Keputusan Presiden Joko Widodo memberikan amnesti kepada Baiq Nuril Maknun, guru honorer SMA yang menjadi korban pelecehan seksual mendapat sambutan positif dari berbagai kalangan. Amnesti tersebut menggugurkan putusan Mahkamah Agung (MA) atas penolakan permohonan gugatan Peninjauan Kembali (PK).

 

Putusan MA tersebut memperkuat putusan pengadilan sebelumnya, yakni putusan Mahkamah Agung yang menghukum Baiq Nuril dengan pidana 6 bulan penjara dan denda 500 juta subsidier 3 bulan kurungan karena dianggap melanggar UU Nomor 19 Tahun 2016 tentang Informasi dan Transaksi Elektronik.

 

Kasus ini bermula saat Baiq Nuril dituduh menyebarkan rekaman percakapan telepon dengan atasannya, Kepala SMAN 7 Mataram, H Muslim.
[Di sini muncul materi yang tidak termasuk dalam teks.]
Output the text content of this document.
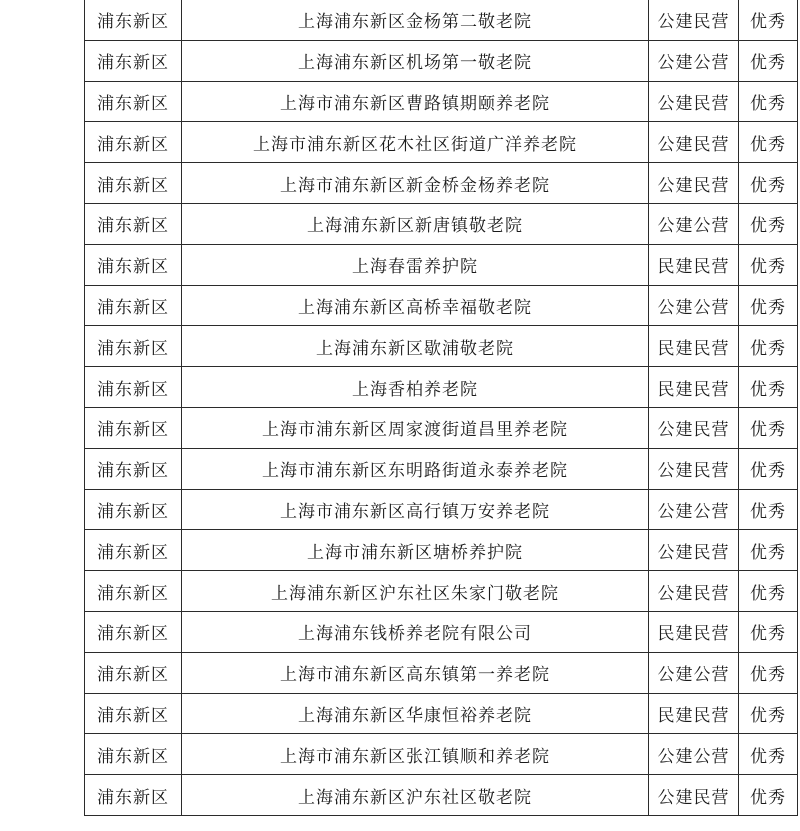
浦东新区	上海浦东新区金杨第二敬老院	公建民营	优秀
浦东新区	上海浦东新区机场第一敬老院	公建公营	优秀
浦东新区	上海市浦东新区曹路镇期颐养老院	公建民营	优秀
浦东新区	上海市浦东新区花木社区街道广洋养老院	公建民营	优秀
浦东新区	上海市浦东新区新金桥金杨养老院	公建民营	优秀
浦东新区	上海浦东新区新唐镇敬老院	公建公营	优秀
浦东新区	上海春雷养护院	民建民营	优秀
浦东新区	上海浦东新区高桥幸福敬老院	公建公营	优秀
浦东新区	上海浦东新区歇浦敬老院	民建民营	优秀
浦东新区	上海香柏养老院	民建民营	优秀
浦东新区	上海市浦东新区周家渡街道昌里养老院	公建民营	优秀
浦东新区	上海市浦东新区东明路街道永泰养老院	公建民营	优秀
浦东新区	上海市浦东新区高行镇万安养老院	公建公营	优秀
浦东新区	上海市浦东新区塘桥养护院	公建民营	优秀
浦东新区	上海浦东新区沪东社区朱家门敬老院	公建民营	优秀
浦东新区	上海浦东钱桥养老院有限公司	民建民营	优秀
浦东新区	上海市浦东新区高东镇第一养老院	公建公营	优秀
浦东新区	上海浦东新区华康恒裕养老院	民建民营	优秀
浦东新区	上海市浦东新区张江镇顺和养老院	公建公营	优秀
浦东新区	上海浦东新区沪东社区敬老院	公建民营	优秀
Muslim ditengarai melakukan pelecehan seksual secara verbal dalam percakapan itu. Tak terima tersebar rekaman percakapan itu, Muslim mempolisikan Baiq hingga berujung ke pengadilan.

 

Masyarakat Pemantau Peradilan Indonesia  Fakultas Hukum Universitas Indonesia (MaPPI FHUI) dan Institute for Criminal Justice Reform (ICJR) menilai permasalahan yang menimpa Nuril ini mengungkap berbagai kelemahan hukum. Terdapat tiga catatan yang perlu menjadi perbaikan sehingga persoalan Nuril ini tidak terulang. Perbaikan tersebut dilakukan mulai dari revisi UU ITE, pembaruan hukum acara pidana, hingga evaluasi berkala aparat penegak hukum untuk menjamin terlindungannya korban kekerasan seksual dalam sistem peradilan pidana.

 

Dalam siaran pers yang diterima hukumonline, Ketua Harian MaPPI FHUI, Dio Ashar W  menjelaskan UU ITE merupakan akar seluruh masalah sehingga perlu segera direvisi. Seperti yang diketahui, bahwa Baiq Nuril didakwa dengan Pasal 27 ayat (1) UU ITE. Pasal tersebut memuat rumusan tidak jelas terkait batasan unsur “melanggar kesusilaan”.

 

Selain itu, unsur “mendistribusikan dan/atau mentransmisikan dan/atau membuat dapat diaksesnya Informasi Elektronik dan/atau Dokumen Elektronik” kendati telah dirumuskan harus dalam sistem elektronik, dalam implementasinya, putusan pengadilan di tingkat Mahkamah Agung sekalipun masih menginterpreasikan unsur tersebut secara luas dan multitafsir, yang berdampak pada terjadinya kriminalisasi.

 

Dia menekankan Pasal 27 ayat (3) UU ITE juga memuat ketentuan pidana tentang penghinaan dalam sistem elektronik, yang dalam penjelasan dimuat bahwa pasal ini merujuk pada ketentuan KUHP. Namun, dia menganggap UU ITE gagal menjelaskan rujukkan pasal KUHP tersebut. Hal ini disebabkan KUHP mengatur tingkatan tindak pidana mulai dari “penghinaan ringan”, “menyerang kehormatan orang” sampai dengan “fitnah”.